Vontier Corp (VNT)

Profitability ratios

Return on sales

Dec 31, 2023 Dec 31, 2022 Dec 31, 2021 Dec 31, 2020
Gross profit margin 74.52% 46.32% 45.64% 44.48%
Operating profit margin 17.64% 18.74% 19.93% 17.53%
Pretax margin 15.69% 17.10% 18.28% 17.23%
Net profit margin 12.23% 13.01% 14.14% 12.80%

Over the past five years, Vontier Corporation has generally shown an increasing trend in gross profit margins, indicating improved efficiency in managing direct costs related to production. The company's ability to control operating expenses has fluctuated, with operating profit margins decreasing slightly in recent years. This may suggest potential inefficiencies or increased costs in the company's operations.

Furthermore, Vontier's pretax margin has experienced fluctuations, with a noticeable decline in 2020 compared to previous years. This could be attributed to various factors such as changes in tax regulations or operational challenges affecting profitability before taxes.

In terms of net profit margin, Vontier has seen fluctuations, with a peak in 2021 followed by a slight decrease in recent years. This ratio reflects the company's overall profitability after accounting for all expenses and taxes.

Overall, while Vontier Corporation has shown resilient profitability ratios over the years, there are noticeable fluctuations in operating profit margin, pretax margin, and net profit margin. It is important for the company to continue monitoring and improving its operational efficiency and cost management to sustain and potentially enhance its profitability in the future.


Return on investment

Dec 31, 2023 Dec 31, 2022 Dec 31, 2021 Dec 31, 2020
Operating return on assets (Operating ROA) 12.65% 13.31% 13.38% 15.24%
Return on assets (ROA) 8.78% 9.24% 9.49% 11.13%
Return on total capital 17.65% 18.28% 18.46% 23.61%
Return on equity (ROE) 42.33% 69.61% 72.47% 182.11%

Vontier Corporation's profitability ratios show a mixed trend over the past five years. The Operating ROA has decreased from 19.91% in 2019 to 12.65% in 2023, indicating a decline in the company's ability to generate operating income from its assets. Similarly, the ROA has also decreased from 15.43% in 2019 to 8.78% in 2023, reflecting a decrease in the company's overall profitability relative to its total assets.

On the other hand, the Return on Total Capital has shown fluctuations but remains relatively high, with a significant drop from 30.40% in 2019 to 17.06% in 2023. This ratio indicates the company's ability to generate returns on the total invested capital, including debt and equity.

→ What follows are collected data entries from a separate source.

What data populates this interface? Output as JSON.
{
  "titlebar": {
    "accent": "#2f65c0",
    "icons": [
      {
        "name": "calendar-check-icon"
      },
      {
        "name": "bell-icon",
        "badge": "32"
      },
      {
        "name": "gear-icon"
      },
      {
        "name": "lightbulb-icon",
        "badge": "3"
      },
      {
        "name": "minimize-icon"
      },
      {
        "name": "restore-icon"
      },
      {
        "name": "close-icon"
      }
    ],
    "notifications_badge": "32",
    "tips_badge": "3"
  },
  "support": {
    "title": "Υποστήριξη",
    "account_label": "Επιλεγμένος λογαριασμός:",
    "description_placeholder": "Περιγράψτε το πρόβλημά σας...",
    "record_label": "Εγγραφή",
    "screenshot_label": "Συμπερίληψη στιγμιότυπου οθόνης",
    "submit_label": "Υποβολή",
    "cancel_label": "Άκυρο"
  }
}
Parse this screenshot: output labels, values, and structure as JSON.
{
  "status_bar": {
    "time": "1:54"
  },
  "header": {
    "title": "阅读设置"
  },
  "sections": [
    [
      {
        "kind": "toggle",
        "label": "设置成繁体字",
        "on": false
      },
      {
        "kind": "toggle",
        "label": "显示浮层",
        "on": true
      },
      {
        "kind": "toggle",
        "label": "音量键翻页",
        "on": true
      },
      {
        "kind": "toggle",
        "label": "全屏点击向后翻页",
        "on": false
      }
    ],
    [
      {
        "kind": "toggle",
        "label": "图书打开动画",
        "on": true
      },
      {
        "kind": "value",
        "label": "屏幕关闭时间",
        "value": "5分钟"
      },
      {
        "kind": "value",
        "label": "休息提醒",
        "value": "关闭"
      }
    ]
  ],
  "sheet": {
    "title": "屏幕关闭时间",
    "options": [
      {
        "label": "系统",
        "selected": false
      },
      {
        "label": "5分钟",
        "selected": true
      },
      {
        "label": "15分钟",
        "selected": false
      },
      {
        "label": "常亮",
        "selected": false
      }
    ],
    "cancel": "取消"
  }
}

The ROE, which shows the return generated on shareholder equity, has been volatile over the years. There was a substantial increase from 24.10% in 2019 to 182.11% in 2020, followed by a decrease to 42.33% in 2023. This suggests that the company's profitability relative to its shareholders' equity has been inconsistent.

Overall, the analysis of Vontier Corporation's profitability ratios indicates a mixed performance in terms of generating returns on assets, total capital, and equity over the five-year period. The company may need to focus on improving its operational efficiency and managing its capital structure to enhance profitability in the future.